Let $$a_1 = 1, a_2, a_3, a_4, \ldots$$ be consecutive natural numbers. Then $$\tan^{-1}\left(\frac{1}{1+a_1a_2}\right) + \tan^{-1}\left(\frac{1}{1+a_2a_3}\right) + \ldots + \tan^{-1}\left(\frac{1}{1+a_{2021}a_{2022}}\right)$$ is equal to

The consecutive natural numbers are $$a_1 = 1, a_2 = 2, a_3 = 3, \ldots, a_{2022} = 2022$$.

We use the identity:

$$\tan^{-1}\left(\frac{1}{1 + n(n+1)}\right) = \tan^{-1}(n+1) - \tan^{-1}(n)$$

This follows from the subtraction formula: $$\tan^{-1}(n+1) - \tan^{-1}(n) = \tan^{-1}\left(\frac{(n+1)-n}{1+n(n+1)}\right) = \tan^{-1}\left(\frac{1}{1+n(n+1)}\right)$$.

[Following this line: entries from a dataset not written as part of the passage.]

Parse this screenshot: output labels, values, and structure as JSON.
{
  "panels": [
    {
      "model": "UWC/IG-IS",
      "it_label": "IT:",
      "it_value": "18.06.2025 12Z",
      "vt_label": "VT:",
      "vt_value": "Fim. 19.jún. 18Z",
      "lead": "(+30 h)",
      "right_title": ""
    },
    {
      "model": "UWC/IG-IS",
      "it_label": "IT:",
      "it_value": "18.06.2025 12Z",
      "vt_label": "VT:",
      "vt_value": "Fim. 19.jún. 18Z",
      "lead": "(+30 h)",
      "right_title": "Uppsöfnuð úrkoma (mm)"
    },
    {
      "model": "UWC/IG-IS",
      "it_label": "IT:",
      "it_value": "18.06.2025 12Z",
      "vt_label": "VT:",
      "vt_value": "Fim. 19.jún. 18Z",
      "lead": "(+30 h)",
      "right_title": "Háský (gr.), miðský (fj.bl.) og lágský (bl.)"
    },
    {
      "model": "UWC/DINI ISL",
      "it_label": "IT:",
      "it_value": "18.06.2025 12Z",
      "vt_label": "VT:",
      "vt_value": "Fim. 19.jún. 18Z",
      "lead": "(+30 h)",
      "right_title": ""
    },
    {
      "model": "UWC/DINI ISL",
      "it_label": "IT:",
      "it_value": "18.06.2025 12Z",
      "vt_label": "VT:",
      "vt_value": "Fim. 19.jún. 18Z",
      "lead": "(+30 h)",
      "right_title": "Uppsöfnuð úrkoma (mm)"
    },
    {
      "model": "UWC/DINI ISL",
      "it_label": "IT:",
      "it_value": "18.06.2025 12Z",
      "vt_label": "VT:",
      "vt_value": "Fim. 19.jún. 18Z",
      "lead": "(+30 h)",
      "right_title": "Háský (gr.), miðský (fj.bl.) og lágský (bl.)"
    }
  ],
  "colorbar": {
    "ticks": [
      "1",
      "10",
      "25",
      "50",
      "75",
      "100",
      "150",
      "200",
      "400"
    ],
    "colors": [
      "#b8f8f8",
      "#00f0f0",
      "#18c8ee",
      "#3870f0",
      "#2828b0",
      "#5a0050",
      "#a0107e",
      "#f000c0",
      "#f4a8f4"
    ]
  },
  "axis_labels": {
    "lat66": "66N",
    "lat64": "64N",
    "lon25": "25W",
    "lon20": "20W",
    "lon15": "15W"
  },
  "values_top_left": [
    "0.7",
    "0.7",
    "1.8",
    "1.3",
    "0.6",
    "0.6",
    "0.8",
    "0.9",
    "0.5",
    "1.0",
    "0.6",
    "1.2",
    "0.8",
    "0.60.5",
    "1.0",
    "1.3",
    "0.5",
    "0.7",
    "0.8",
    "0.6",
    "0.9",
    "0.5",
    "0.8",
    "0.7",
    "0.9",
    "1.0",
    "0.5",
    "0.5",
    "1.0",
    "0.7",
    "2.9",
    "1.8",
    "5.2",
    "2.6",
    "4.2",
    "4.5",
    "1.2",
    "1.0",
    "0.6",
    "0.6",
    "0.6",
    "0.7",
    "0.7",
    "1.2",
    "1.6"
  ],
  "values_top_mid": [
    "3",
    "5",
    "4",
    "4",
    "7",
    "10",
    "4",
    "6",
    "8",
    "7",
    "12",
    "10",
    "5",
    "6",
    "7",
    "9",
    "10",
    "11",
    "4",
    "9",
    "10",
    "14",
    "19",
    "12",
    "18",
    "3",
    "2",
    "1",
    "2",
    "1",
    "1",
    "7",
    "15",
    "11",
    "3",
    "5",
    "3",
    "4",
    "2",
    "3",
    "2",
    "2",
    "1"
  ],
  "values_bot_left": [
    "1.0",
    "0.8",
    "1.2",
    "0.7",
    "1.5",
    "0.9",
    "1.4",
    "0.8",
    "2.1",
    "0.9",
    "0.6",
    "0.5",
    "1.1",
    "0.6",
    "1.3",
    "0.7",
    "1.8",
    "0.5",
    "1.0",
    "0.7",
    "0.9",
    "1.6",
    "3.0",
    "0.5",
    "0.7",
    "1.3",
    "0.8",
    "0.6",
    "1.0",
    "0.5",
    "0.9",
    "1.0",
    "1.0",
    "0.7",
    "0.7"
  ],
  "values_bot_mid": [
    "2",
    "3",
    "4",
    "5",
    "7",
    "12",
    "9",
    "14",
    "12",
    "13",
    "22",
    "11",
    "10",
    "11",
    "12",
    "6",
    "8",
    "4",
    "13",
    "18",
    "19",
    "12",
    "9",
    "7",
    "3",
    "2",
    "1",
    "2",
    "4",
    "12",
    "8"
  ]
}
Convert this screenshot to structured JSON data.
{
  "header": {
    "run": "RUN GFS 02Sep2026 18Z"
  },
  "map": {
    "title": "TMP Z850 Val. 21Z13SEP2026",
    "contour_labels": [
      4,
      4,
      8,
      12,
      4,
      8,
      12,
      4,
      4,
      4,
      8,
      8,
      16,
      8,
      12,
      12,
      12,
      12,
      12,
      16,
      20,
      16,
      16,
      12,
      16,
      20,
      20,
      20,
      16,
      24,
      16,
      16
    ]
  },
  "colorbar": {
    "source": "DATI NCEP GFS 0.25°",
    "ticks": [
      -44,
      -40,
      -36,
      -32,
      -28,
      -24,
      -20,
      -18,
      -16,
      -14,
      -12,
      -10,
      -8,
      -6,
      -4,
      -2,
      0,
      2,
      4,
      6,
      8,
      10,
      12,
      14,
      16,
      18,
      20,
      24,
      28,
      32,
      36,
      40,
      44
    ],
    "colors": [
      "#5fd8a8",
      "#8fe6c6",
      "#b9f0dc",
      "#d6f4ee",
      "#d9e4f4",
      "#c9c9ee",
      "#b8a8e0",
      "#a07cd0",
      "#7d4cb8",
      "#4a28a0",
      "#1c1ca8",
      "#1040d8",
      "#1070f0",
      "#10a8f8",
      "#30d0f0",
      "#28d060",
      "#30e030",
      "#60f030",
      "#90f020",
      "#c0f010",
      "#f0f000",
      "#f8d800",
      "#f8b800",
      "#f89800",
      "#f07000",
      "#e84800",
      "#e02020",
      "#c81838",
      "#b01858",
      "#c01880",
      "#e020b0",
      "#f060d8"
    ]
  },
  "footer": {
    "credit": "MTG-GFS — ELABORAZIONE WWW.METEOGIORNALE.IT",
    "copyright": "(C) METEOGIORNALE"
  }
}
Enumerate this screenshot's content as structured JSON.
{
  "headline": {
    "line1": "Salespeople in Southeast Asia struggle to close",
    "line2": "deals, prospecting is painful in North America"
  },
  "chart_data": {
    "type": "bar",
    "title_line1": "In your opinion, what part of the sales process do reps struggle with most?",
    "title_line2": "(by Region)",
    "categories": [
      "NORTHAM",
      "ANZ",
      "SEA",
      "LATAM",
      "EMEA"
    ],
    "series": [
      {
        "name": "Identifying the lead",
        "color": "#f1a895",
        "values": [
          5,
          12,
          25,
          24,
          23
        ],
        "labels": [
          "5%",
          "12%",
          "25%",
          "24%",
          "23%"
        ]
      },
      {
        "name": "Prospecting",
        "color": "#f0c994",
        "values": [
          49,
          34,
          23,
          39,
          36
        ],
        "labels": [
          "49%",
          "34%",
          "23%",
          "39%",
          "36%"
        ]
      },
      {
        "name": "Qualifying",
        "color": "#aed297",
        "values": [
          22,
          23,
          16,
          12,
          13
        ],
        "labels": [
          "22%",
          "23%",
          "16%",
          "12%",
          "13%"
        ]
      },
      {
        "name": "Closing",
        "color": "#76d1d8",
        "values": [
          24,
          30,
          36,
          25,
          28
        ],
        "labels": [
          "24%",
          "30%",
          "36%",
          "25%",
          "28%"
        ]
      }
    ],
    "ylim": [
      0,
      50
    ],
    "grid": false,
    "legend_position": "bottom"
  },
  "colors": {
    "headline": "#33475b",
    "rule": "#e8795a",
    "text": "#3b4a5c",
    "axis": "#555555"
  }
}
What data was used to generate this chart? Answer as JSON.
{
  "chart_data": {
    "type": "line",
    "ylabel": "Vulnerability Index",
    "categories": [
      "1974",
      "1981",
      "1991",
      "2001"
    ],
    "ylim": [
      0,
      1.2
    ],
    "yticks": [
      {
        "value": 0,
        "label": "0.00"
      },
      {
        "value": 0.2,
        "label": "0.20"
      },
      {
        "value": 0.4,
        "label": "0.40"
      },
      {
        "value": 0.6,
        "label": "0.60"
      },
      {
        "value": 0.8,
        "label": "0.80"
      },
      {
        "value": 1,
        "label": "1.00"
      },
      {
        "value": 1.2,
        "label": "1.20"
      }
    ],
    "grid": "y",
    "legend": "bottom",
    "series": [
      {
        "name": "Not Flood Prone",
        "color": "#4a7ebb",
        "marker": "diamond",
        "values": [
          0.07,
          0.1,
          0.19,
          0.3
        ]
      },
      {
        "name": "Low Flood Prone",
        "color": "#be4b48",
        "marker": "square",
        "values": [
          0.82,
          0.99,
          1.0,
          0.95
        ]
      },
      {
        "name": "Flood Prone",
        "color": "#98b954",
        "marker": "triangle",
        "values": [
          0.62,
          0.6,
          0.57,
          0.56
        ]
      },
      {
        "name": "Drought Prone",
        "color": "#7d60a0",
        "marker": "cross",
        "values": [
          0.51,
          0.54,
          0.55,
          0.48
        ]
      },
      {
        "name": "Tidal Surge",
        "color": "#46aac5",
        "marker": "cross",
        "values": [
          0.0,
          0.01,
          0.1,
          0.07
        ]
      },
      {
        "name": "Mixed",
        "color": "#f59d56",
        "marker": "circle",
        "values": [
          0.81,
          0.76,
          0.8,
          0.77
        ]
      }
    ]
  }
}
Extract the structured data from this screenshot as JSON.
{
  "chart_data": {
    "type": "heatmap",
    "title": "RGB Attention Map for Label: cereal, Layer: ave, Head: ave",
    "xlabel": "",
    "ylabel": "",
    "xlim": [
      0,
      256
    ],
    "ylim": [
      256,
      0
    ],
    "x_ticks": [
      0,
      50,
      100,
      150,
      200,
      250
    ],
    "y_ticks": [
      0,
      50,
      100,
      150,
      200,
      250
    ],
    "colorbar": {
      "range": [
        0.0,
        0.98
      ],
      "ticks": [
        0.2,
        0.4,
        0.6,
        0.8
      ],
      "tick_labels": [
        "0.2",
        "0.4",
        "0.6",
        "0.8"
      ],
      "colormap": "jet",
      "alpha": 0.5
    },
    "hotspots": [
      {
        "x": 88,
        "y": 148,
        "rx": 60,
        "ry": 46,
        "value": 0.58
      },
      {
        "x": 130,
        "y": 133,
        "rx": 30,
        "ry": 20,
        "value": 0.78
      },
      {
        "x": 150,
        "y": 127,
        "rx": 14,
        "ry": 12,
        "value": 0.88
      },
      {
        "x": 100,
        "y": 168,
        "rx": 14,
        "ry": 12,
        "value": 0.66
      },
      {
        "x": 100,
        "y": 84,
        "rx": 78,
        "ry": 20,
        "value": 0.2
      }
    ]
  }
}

So the given sum becomes a telescoping series:

$$\sum_{k=1}^{2021} \tan^{-1}\left(\frac{1}{1+a_k a_{k+1}}\right) = \sum_{k=1}^{2021} \left[\tan^{-1}(k+1) - \tan^{-1}(k)\right]$$

$$= \tan^{-1}(2022) - \tan^{-1}(1) = \tan^{-1}(2022) - \frac{\pi}{4}$$

So, the answer is $$\tan^{-1}(2022) - \frac{\pi}{4}$$.